Since its launch in 2004, aviation leasing company LCI has undertaken transactions with a total value of more than US$8 billion. In December 2021, it announced its acquisition of Nova Capital Aviation (Ireland), the twin engine helicopter and fixed-wing leasing division of Nova Capital Group.
The acquisition increased the size of LCI’s fleet by 40% to more than 140 twin-engine aircraft valued at half a billion dollars, and CEO Jaspal Jandu notes that it reflects the current trend towards industry consolidations and cements LCI’s long-term commitment to growth.
“LCI has strategically developed a diversified customer base to position the company as a preferred lessor for the end markets focused on mission-critical EMS, SAR, offshore wind and utility operations,” he explains. “The acquisition accelerates that strategy by driving a wider diversification that take the proportion of our fleet deployed in mission-critical to more than 80%.”
LCI has its own propriety digital lease management system that can be accessed 24/7 on any device and has created digital twins of all the aircraft, providing back-to-birth records in real time.

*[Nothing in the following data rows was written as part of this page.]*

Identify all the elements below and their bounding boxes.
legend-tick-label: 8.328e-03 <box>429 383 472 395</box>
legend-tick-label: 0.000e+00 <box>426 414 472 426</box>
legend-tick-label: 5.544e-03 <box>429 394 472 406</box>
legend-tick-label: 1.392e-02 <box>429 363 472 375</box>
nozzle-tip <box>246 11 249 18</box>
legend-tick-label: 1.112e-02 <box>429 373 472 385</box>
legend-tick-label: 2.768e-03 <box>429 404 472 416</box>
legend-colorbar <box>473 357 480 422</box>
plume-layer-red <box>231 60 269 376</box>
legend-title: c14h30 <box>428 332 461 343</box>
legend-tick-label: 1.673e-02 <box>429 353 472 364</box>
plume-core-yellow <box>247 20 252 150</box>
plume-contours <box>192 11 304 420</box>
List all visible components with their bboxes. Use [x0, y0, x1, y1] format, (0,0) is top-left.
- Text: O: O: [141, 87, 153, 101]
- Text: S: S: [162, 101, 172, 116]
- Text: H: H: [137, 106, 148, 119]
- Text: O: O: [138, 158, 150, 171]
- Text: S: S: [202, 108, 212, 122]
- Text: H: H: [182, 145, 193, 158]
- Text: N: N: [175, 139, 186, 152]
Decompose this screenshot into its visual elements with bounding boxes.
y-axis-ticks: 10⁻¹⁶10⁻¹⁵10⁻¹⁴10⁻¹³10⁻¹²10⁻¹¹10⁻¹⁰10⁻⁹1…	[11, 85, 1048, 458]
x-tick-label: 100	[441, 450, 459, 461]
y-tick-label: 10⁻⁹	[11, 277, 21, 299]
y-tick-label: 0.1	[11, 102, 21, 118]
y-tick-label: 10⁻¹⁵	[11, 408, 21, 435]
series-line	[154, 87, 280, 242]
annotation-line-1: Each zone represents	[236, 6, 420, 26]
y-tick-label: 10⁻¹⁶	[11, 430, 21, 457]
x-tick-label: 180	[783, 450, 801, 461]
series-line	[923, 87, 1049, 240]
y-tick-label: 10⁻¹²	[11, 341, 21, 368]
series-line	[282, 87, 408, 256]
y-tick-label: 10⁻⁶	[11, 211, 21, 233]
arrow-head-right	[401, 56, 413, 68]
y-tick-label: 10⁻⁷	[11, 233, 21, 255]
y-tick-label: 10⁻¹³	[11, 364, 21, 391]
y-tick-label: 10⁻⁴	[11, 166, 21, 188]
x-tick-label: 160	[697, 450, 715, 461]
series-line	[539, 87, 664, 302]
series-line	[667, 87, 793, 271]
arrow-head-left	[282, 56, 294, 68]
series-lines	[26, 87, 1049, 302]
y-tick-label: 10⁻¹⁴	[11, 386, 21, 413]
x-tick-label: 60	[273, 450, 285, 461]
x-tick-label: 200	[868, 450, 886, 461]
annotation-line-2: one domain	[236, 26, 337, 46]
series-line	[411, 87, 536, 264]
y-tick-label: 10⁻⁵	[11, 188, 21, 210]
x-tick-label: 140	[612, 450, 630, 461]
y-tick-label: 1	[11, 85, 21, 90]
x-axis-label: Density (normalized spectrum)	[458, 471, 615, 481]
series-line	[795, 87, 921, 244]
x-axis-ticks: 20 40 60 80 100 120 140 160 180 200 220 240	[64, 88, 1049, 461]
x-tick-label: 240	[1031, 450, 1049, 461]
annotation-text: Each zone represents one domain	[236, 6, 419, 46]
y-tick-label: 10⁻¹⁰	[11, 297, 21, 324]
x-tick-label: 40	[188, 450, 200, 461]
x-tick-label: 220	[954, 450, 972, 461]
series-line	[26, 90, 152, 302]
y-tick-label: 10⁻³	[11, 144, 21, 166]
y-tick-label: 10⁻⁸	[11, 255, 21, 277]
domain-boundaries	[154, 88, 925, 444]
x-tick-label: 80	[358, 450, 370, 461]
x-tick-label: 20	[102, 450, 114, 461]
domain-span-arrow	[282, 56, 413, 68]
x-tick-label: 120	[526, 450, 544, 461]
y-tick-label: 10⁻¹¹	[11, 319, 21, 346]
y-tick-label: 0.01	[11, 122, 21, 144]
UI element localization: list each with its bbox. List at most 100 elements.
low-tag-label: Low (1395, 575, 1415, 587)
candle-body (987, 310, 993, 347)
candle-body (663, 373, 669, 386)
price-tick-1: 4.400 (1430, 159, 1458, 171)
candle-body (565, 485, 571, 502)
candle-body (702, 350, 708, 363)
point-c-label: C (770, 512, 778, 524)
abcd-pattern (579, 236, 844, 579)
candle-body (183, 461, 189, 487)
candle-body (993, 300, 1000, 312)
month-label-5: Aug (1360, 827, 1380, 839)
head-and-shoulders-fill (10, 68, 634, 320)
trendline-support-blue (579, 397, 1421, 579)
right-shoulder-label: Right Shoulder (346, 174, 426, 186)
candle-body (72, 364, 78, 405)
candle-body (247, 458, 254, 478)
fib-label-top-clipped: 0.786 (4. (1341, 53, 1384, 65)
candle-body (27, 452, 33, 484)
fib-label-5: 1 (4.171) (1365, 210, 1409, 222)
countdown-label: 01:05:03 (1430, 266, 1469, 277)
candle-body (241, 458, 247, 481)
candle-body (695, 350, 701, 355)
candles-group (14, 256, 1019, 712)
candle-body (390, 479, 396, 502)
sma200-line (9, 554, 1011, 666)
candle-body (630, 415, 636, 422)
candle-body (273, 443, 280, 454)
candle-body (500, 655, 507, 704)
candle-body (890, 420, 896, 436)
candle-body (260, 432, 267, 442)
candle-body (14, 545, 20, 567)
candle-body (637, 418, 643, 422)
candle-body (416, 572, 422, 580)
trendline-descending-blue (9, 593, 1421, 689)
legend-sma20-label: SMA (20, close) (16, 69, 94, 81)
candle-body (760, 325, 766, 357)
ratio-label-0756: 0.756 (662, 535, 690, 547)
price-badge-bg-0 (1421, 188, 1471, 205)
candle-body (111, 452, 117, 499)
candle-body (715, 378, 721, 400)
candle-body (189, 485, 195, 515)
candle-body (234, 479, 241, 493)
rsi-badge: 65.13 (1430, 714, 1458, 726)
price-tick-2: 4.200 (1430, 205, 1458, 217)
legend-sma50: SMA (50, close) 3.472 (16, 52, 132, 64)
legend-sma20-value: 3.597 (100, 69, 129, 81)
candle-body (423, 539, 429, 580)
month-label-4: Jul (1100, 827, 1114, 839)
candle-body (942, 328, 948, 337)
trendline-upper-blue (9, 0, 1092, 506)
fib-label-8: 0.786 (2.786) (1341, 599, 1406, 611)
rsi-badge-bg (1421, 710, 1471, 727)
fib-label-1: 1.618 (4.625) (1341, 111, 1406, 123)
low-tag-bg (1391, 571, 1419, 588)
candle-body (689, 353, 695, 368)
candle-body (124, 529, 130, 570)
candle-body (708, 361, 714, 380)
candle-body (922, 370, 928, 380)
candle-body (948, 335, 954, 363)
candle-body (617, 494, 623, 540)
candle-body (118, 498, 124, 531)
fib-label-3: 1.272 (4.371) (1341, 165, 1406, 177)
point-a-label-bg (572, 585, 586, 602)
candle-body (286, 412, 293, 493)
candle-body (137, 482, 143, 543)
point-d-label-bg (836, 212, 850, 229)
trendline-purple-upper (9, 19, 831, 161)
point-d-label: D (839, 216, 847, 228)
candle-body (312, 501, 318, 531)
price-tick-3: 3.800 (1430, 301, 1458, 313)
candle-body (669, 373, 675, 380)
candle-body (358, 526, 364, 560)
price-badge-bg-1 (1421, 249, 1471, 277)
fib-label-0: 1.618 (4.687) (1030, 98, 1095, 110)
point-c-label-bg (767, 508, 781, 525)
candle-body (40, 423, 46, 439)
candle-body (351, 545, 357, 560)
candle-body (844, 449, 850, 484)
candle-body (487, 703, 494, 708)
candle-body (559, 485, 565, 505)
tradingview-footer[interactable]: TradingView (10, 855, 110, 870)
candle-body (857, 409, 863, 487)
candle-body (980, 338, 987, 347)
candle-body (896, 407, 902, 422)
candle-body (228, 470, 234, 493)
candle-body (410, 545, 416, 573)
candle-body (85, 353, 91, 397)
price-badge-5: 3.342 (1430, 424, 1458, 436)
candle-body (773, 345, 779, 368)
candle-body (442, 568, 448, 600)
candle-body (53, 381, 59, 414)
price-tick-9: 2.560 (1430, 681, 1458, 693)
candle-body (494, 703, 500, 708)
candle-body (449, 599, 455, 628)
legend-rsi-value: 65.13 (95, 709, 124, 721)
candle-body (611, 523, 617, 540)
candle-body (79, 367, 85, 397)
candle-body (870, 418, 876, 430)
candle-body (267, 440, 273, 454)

Jandu reveals that LCI has ambitious growth plans for the next five years and says that growth will come from the mission-critical sectors it is already building its business around. “We anticipate continued strong demand from mature EMS markets such as Australia, New Zealand, Japan and Europe, as well as growing demand from emerging EMS markets including Malaysia, China and Latin America.
“In addition, there is an increasing requirement for oil companies to have a proven SAR capability to support their offshore operations, while other potential areas of public services growth include policing, firefighting and maritime nations seeking to survey national waters,” he notes.